Setelah itu terdengar bujukan Donghae yang panjang. Dia memohon-mohon pada kekasihnya. Hyukjae baru hilang ngambeknya setelah di elus-elus dan dikecup sayang.
.
.
Donghae itu punya keunikan atau keanehan?
Dia itu ass addict. You know ass, rite?
A-s-s.
Kalau dibahasa Indonesia-kan itu bokong atau pantat. Donghae menggilai pantat orang lain. Jika pepatah mengatakan dari mata turun ke hati. Bagi Donghae dari pantat turun ke hati. Ugh, kenapa terdengar mengerikan seperti ini.
Isi folder smartphonenya kebanyakan foto Hyukjae. Atau lebih tepatnya bokong indah Hyukjae yang terbalut celana gemes. Kekasihnya itu marah-marah, maunya Donghae memasang foto Hyukjae dan dia pas lagi peluk-pelukan. Bukan foto bokong Hyukjae terus. Hyukjae kan sedih.
"Donghae pilih aku apa bokongku," terang Hyukjae suatu ketika. Hatinya terluka kalau seperti ini terus.
"Sayaaaang. Kamu ngomong apasih?"
"Habisnya, aku ngerasa Donghae lebih sayang keini," Hyukjae menepuk pantatnya. "Daripada aku," lalu menunjuk dirinya sendiri.
Hyukjae kan sedih.
Donghae menggiringnya dalam pelukan.
"Aku sayang kamu sayang. Kamu atau bokongmu kan sepaket. Karena pantat ini, kita bahkan bisa bertemu dan jatuh cinta," tepukan pelan hinggap di pipi pantat Hyukjae.
"Haeeee..."
"Hyukkie..."
Adegan pandang memandang yang dramatis pun terjadi.
.
.
Jika boleh jujur. Hyukjae tak mengelak jika Donghae dan dia dikatakan sebagai pasangan yang aneh. Hyukjae yang manis manja dan suka ngambekan itu dipadukan dengan Donghae yang mesum tapi penyayang dan penyabar.

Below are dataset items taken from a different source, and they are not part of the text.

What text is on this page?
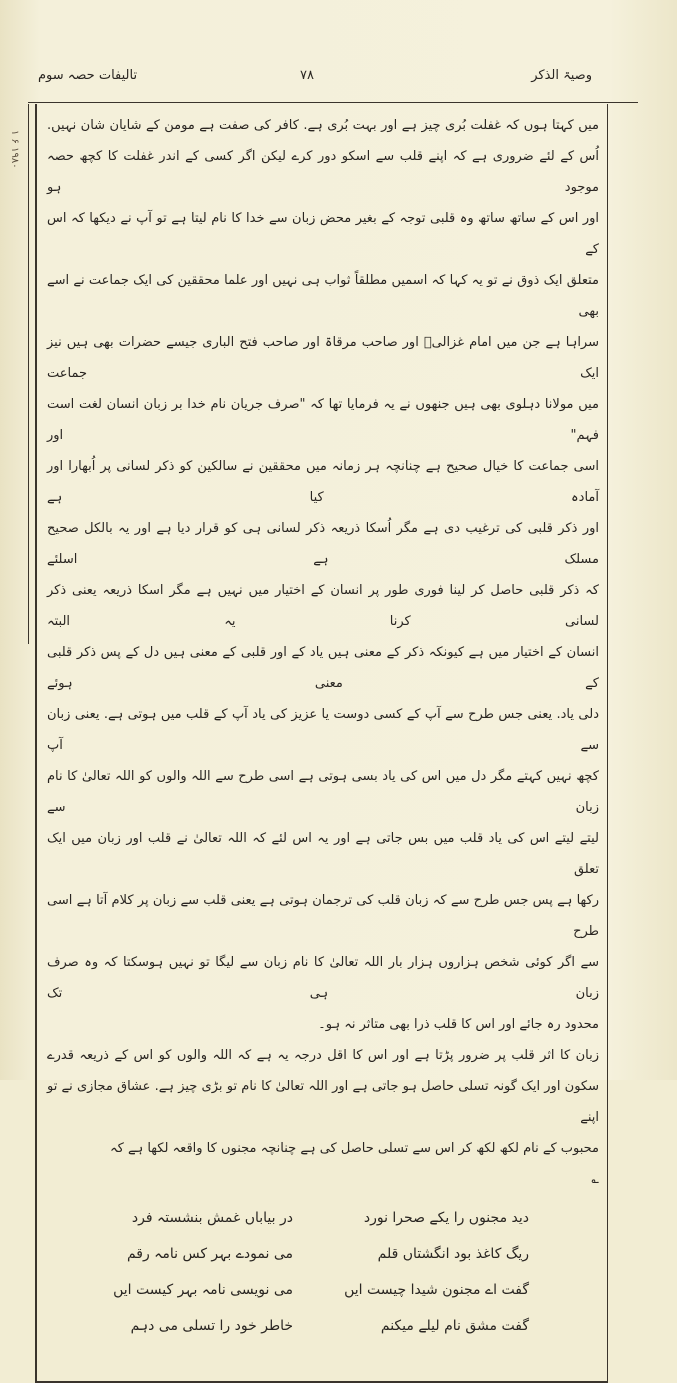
۱ ۶ ۱۹۸۰
وصیۃ الذکر
۷۸
تالیفات حصہ سوم
میں کہتا ہوں کہ غفلت بُری چیز ہے اور بہت بُری ہے. کافر کی صفت ہے مومن کے شایان شان نہیں.
اُس کے لئے ضروری ہے کہ اپنے قلب سے اسکو دور کرے لیکن اگر کسی کے اندر غفلت کا کچھ حصہ موجود ہو
اور اس کے ساتھ ساتھ وہ قلبی توجہ کے بغیر محض زبان سے خدا کا نام لیتا ہے تو آپ نے دیکھا کہ اس کے
متعلق ایک ذوق نے تو یہ کہا کہ اسمیں مطلقاً ثواب ہی نہیں اور علما محققین کی ایک جماعت نے اسے بھی
سراہا ہے جن میں امام غزالیؒ اور صاحب مرقاۃ اور صاحب فتح الباری جیسے حضرات بھی ہیں نیز ایک جماعت
میں مولانا دہلوی بھی ہیں جنھوں نے یہ فرمایا تھا کہ "صرف جریان نام خدا بر زبان انسان لغت است فہم" اور
اسی جماعت کا خیال صحیح ہے چنانچہ ہر زمانہ میں محققین نے سالکین کو ذکر لسانی پر اُبھارا اور آمادہ کیا ہے
اور ذکر قلبی کی ترغیب دی ہے مگر اُسکا ذریعہ ذکر لسانی ہی کو قرار دیا ہے اور یہ بالکل صحیح مسلک ہے اسلئے
کہ ذکر قلبی حاصل کر لینا فوری طور پر انسان کے اختیار میں نہیں ہے مگر اسکا ذریعہ یعنی ذکر لسانی کرنا یہ البتہ
انسان کے اختیار میں ہے کیونکہ ذکر کے معنی ہیں یاد کے اور قلبی کے معنی ہیں دل کے پس ذکر قلبی کے معنی ہوئے
دلی یاد. یعنی جس طرح سے آپ کے کسی دوست یا عزیز کی یاد آپ کے قلب میں ہوتی ہے. یعنی زبان سے آپ
کچھ نہیں کہتے مگر دل میں اس کی یاد بسی ہوتی ہے اسی طرح سے اللہ والوں کو اللہ تعالیٰ کا نام زبان سے
لیتے لیتے اس کی یاد قلب میں بس جاتی ہے اور یہ اس لئے کہ اللہ تعالیٰ نے قلب اور زبان میں ایک تعلق
رکھا ہے پس جس طرح سے کہ زبان قلب کی ترجمان ہوتی ہے یعنی قلب سے زبان پر کلام آتا ہے اسی طرح
سے اگر کوئی شخص ہزاروں ہزار بار اللہ تعالیٰ کا نام زبان سے لیگا تو نہیں ہوسکتا کہ وہ صرف زبان ہی تک
محدود رہ جائے اور اس کا قلب ذرا بھی متاثر نہ ہو۔
زبان کا اثر قلب پر ضرور پڑتا ہے اور اس کا اقل درجہ یہ ہے کہ اللہ والوں کو اس کے ذریعہ قدرے
سکون اور ایک گونہ تسلی حاصل ہو جاتی ہے اور اللہ تعالیٰ کا نام تو بڑی چیز ہے. عشاق مجازی نے تو اپنے
محبوب کے نام لکھ لکھ کر اس سے تسلی حاصل کی ہے چنانچہ مجنوں کا واقعہ لکھا ہے کہ ؎
دید مجنوں را یکے صحرا نورد
در بیاباں غمش بنشستہ فرد
ریگ کاغذ بود انگشتاں قلم
می نمودے بہر کس نامہ رقم
گفت اے مجنون شیدا چیست ایں
می نویسی نامہ بہر کیست ایں
گفت مشق نام لیلے میکنم
خاطر خود را تسلی می دہم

Banyak orang yang sangsi mereka bisa pacaran lebih dari satu bulan. Mama dan Baba Hyukjae sempat mencak-mencak saat hubungan mereka ketahuan. Tapi, karena pacar Hyukjae itu Donghae mahasiswa lulusan hukum yang tampak berkharisma di depan mereka. Ortu Hyukjae akhirnya mendukung.

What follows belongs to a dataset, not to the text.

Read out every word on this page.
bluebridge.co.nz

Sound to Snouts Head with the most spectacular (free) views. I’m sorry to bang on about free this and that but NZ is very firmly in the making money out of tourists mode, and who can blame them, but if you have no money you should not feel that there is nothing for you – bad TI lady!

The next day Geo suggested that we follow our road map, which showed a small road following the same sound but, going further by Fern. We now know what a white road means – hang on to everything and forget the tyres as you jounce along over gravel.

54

Donghae itu beda loh kalau tidak bersama Hyukjae. Dia lebih cuek dengan dunianya. Tapi, bisa aneh bin mesum seperti itu sejak kenal Hyukjae. Donghae senyum-senyum bodoh kalau Hyukjae sudah banyak mau. Katanya, sifat manja Hyukjae itu seperti suntikan energi bagi Donghae. Sedangkan sifat penyayang Donghae itu seperti suntikan energi pula bagi Hyukjae.
Donghae saja mau bersabar dengan tingkah manjanya. Maka dari itu, Hyukjae pun bersabar dengan kemesuman Donghae pada pantatnya.
Rahasia ya?
Pokoknya jangan cerita-cerita. Meski Donghae suka remas-remas. Donghae tak pernah berlaku tak sopan pada pantat Hyukjae. Hyukjae kan jadi tambah sayang.
.
.
Masa sekarang. Waktu tiga tahun Donghae pacaran dengan Hyukjae.
Hyukjae sudah lulus sekolah, sekarang kuliah semester lima mengambil ilmu komunikasi. Sedangkan, Donghae sudah menjadi pengacara muda. Banyak job, terkenal, dan minim waktu bersama Hyukjae.
Hyukjae sering marah. Dia pengen seperti teman-temannya yang lain. Pacaran, sayang-sayangan. Apalagi adiknya si Kyuhyun itu aja sekarang punya pacar. Tiap malam suka apel. Kan Hyukjae sedih jarang diapelin Donghae.
Selain itu.
Semenjak tiga tahun pacaran. Donghae nggak pernah bertindak sampai ke itu. Tahu itu, kan?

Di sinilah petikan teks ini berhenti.